Het gezellig verkeer is, volgens veler berigten, in Basel niet van afgemetenheid vrij te pleiten. Een vreemde wordt er niet ligt in den familiekring toegelaten. Ook is men er zeer gezet op uitwendige vroomheid, vooral des zondags. Handel en nijverheid bloeijen er, en de boekdrukkunst had er van ouds een belangrijken zetel.
Men meent, dat Basel door keizer Julianus is gesticht en dat deze haar ter eere zijner moeder Basiliana met den naam van Basilia bestempeld heeft. In 870 behoorde zij tot Oost-Lotharingen en niet lang daarna tot het Bourgondische rijk. In 917 werd de stad door de Hongaren verwoest, en na den dood van Rudolf III, den laatsten koning van Bourgondië, viel zij ten deel aan keizer Koenraad II. In 1202 was zij het vereenigingspunt der Fransche kruisvaarders.
Langzamerhand verkreeg zij meer zelfstandigheid. In 1356 werd zij door eene aardbeving geteisterd, waarbij honderden menschen het leven verloren. Zij rigtte zich echter spoedig weer op, en het Concilie, van 1431 tot 1448 aldaar gehouden, spreidde een nieuwen glans over de rijke stad. Na vele oorlogen werd Basel op den 9den Junij 1501 in den Zwitserschen bond opgenomen.

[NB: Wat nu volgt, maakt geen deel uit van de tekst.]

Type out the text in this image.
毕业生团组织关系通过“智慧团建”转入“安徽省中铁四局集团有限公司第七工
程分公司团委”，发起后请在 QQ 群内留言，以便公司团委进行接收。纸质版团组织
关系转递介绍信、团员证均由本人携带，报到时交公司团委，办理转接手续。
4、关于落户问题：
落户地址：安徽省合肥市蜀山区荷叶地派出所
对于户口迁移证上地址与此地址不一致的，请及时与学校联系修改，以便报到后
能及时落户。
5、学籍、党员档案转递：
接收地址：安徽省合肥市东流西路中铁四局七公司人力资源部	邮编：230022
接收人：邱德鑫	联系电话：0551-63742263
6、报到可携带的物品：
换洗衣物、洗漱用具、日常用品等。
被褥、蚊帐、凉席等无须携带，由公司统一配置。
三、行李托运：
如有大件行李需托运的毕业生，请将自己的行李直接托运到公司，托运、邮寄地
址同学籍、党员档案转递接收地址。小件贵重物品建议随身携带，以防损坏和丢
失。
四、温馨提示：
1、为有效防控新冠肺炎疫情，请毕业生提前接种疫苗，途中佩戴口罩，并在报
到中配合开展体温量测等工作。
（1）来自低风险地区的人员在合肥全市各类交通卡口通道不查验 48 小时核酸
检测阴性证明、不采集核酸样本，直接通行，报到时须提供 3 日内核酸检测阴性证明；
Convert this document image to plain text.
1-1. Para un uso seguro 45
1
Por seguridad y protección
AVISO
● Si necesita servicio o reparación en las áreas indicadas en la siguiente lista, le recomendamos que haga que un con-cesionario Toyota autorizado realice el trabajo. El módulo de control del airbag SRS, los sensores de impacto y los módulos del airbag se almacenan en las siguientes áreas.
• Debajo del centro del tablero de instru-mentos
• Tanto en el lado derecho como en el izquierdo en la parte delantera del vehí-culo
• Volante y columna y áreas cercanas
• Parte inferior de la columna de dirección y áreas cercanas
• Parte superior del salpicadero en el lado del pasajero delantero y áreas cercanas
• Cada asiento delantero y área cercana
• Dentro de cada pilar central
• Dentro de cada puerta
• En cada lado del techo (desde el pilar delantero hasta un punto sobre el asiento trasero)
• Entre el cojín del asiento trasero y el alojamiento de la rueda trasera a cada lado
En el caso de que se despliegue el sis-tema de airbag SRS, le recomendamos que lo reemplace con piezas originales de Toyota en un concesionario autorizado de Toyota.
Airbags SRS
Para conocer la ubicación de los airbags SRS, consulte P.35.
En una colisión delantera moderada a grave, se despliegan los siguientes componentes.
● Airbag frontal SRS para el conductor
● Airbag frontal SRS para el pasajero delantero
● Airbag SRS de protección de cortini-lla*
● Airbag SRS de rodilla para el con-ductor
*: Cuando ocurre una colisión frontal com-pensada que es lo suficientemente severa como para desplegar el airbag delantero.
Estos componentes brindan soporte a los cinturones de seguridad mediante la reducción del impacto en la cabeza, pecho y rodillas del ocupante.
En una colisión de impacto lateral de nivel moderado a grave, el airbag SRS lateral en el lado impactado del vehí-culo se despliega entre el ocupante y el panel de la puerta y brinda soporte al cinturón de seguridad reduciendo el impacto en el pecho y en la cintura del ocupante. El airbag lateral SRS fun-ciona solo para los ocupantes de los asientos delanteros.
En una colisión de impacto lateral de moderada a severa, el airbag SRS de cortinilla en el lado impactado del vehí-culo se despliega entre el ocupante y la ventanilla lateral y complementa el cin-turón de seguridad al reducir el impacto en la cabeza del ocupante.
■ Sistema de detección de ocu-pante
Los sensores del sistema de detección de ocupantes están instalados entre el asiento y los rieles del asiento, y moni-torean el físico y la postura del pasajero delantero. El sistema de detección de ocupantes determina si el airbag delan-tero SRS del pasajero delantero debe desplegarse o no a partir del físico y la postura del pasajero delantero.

De Hervorming vond er vele aanhangers, en reeds in 1519 werden er onderscheidene geschriften van Luther gedrukt, terwijl de Magistraat in 1524 het bevel uitvaardigde, dat de geestelijken niets anders mogten verkondigen, dan 't geen zij uit den Bijbel konden bewijzen. In het jaar 1527 werd er vrijheid van godsdienst toegestaan, en toen de Magistraat nog altijd aarzelde, de nieuwe leer in te voeren, vereenigden zich 2000 burgers, die de beelden uit de kerken wegnamen en ten vure verwezen. In die dagen bereikte de Universiteit het toppunt van roem, daar Erasmus er zich door een talrijken stoet van leerlingen zag omgeven. In lateren tijd had Basel gedurig van oorlogen veel te lijden, en den 5den April 1795 werd er de vrede geteekend tusschen Frankrijk en Pruissen.
De regeringsvorm van Basel hulde zich intusschen meer en meer in aristocratische vormen, zoodat alleen de aanzienlijkste burgers der stad tot de belangrijkste ambten en bedieningen geroepen en de bewoners der landelijke gemeenten met eene soort van minachting bejegend werden. Deze laatste kwamen er tegen op, en na vele en bloedige strubbelingen, waaraan de gewapende tusschenkomst der Eedgenooten een einde moest maken, werd de vrede hersteld door de reeds beschrevene splitsing van het kanton in twee helften.
Gedurende de volksbewegingen van 1848 in Duitschland werden de troepen van het kanton in Basel vereenigd, om Zwitserland tegen de aanvallen der Vrijscharen te verdedigen. Toen Hecker den opstand in Baden zag mislukken, nam hij de wijk naar Basel en de uitlevering van Hecker en Struve, door het Badensche Ministerie gevraagd, werd door de regering van Basel van de hand gewezen. Ook in den jongsten tijd werd Basel een gastvrij toevlugtsoord voor vele bewoners van het ongelukkige Straatsburg.